The importance of your HR team understanding DBS and GDPR compliance
The Disclosure and Barring Service (DBS) handles all criminal records checks within England, Wales, the Channel Islands and the Isle of Man. Companies looking to carry out criminal records checks for staff, volunteers or students use the service to obtain a DBS certificate which states that the applicant has DBS clearance.
There are three levels of checks; Standard – covering spent and unspent convictions, reprimands, cautions and final warnings, Enhanced – which is the same as standard with the addition of any relevant information held by the local police, and Enhanced with Barred - which lists the same information as Enhanced with the addition of whether or not someone has been barred from working with certain vulnerable groups of people.
All organisations who use the DBS are bound by the DBS Code of Practice, but, due to DBS checks requiring the handling of sensitive data, GDPR compliance is also essential.
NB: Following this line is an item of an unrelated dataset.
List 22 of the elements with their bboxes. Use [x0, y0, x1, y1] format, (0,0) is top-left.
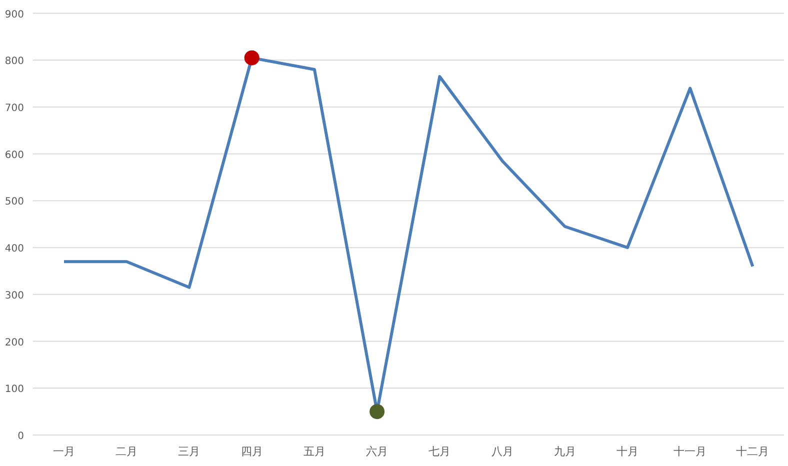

GDPR governs the access, management and storage of data and protects individuals from their data falling into the wrong hands or being used inappropriately. Under GDPR all data must:
only be used fairly
collected and used only for clearly explained legitimate and necessary purposes
be kept up to date
only be retained until the data is no longer needed
be kept and processed securely
The DBS Code of Practice is similar with some crossover with GDPR. It includes the appropriate and secure storage and management of data, which must:
be used and kept only for the purpose it was requested for
and only for the length of time required (usually for up to 6 months)
be securely disposed of
The DBS Code of Practice also requires that all companies using the service have a written policy on the recruitment of ex-offenders. All applicants must be notified of how a criminal record history might affect their application, and applicants must be made aware of the policy and the requirements for DBS checks.
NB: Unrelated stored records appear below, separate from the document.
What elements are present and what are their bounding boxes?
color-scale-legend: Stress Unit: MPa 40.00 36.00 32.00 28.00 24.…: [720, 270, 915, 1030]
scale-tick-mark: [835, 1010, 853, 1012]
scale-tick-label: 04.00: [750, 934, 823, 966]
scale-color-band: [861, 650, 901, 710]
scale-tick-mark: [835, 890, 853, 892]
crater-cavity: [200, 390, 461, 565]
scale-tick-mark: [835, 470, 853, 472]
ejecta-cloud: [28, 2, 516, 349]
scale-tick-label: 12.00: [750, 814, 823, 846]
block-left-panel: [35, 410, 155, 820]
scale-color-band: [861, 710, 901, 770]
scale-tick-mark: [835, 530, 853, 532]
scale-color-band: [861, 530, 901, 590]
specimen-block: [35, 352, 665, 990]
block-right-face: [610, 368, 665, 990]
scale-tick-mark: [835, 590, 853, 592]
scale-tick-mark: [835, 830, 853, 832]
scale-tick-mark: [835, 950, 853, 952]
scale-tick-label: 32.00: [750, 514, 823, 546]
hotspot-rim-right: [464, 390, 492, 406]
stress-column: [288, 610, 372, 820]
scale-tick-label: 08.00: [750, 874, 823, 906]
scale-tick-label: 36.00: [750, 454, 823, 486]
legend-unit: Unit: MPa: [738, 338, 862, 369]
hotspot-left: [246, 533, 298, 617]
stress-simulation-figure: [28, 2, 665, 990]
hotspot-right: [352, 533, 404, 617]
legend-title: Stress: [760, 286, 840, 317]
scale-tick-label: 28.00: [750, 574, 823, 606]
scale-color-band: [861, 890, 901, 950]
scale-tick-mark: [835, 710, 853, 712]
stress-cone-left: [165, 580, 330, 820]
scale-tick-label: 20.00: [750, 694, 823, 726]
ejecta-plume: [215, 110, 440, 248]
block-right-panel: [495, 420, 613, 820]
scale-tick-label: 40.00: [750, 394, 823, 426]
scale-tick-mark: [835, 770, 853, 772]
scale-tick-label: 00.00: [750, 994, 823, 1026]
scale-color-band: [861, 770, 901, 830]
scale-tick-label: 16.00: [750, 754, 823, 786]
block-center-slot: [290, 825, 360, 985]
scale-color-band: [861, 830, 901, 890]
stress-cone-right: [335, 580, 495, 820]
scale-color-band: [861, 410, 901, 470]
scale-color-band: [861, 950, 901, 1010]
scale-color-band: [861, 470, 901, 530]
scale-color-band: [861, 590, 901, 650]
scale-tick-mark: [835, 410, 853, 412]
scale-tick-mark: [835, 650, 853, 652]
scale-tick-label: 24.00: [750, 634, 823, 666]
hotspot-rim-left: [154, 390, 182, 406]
Non-compliance of both the GDPR and DBS Code of Practice can have serious repercussions. Failing to adhere to GDPR can result in up to €20 million fine or 4% annual turnover. DBS non-compliance can result in suspension or cancellation of registration.
With the hectic nature of HR departments, and often an urgent need to carry out fast onboarding of new staff members, it is essential that all staff have a full understanding of compliance for both GDPR and the DBS Code of Practice.